What are the implications for future plaintiffs challenging unconstitutional conduct by federal officials?  For victims of torture, rendition, or unlawful detention undertaken in the name of counterterrorism, the lesson is clear:  unless one manages to sue for injunctive relief or to bring a habeas claim while the abuse is still ongoing, there will often be no remedy. Some “national security” cases – the travel ban cases are the obvious recent example – do offer an opportunity to challenge ongoing harm. But in other cases, especially in the wake of a perceived security emergency or where government actions are secret, the only real chance to assert one’s rights comes after the abuse has ended, in a suit for damages. Abbasi largely restricts judicial redress for constitutional harms to the very time period where victims are least able to access the courts and where courts are least willing to intervene.

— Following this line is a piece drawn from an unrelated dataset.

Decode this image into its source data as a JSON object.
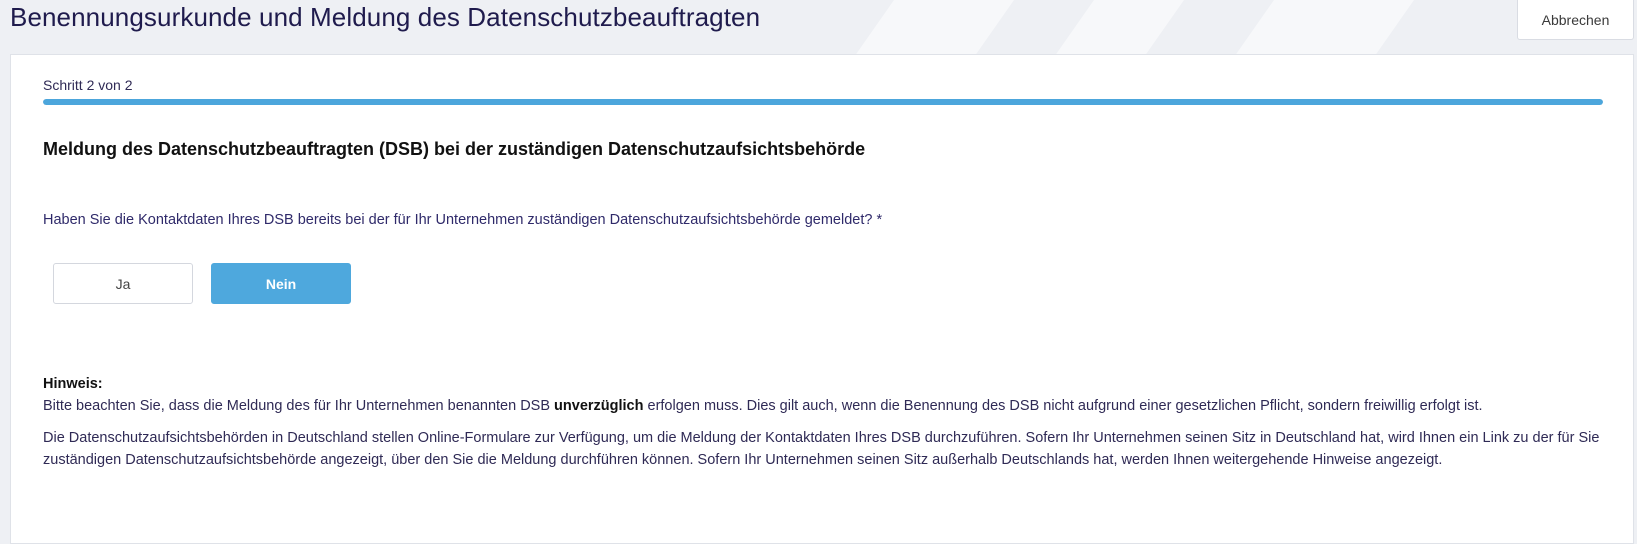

But the implications of Abbasi go well beyond national security cases. Given the Court’s resistance to expanding Bivens claims beyond the particular factual and legal circumstances of the first three cases, constitutional suits for damages are threatened more generally. Certainly, some lower courts will distinguish future cases by interpreting Abbasi narrowly as a case about high-level policy decisions arising out of the 9/11 emergency.  But others will take up the invitation to curb even the traditional scope of Bivens claims, and it’s clear which side the Supreme Court prefers.

Stepping back from the line of Bivens decisions that makes Abbasi seem normal, it’s striking how far we’ve departed from two very basic premises: first, that where there’s a constitutional right at stake, there ought to be a way to vindicate it, and second, that the very point of including guarantees of individual rights in the Constitution was to guard against legislative temptations to overlook them. It’s the Court’s easy departures from these basic intuitions about constitutional rights – its refusal to permit a remedy and its assumption that Congress will do so when desirable – that should strike us as confounding, not conventional.

Shirin Sinnar is Associate Professor of Law and the John A. Wilson Faculty Scholar at Stanford Law School. Her scholarship focuses on the role of institutions, including courts and executive branch agencies, in protecting individual rights and democratic values in the national security context.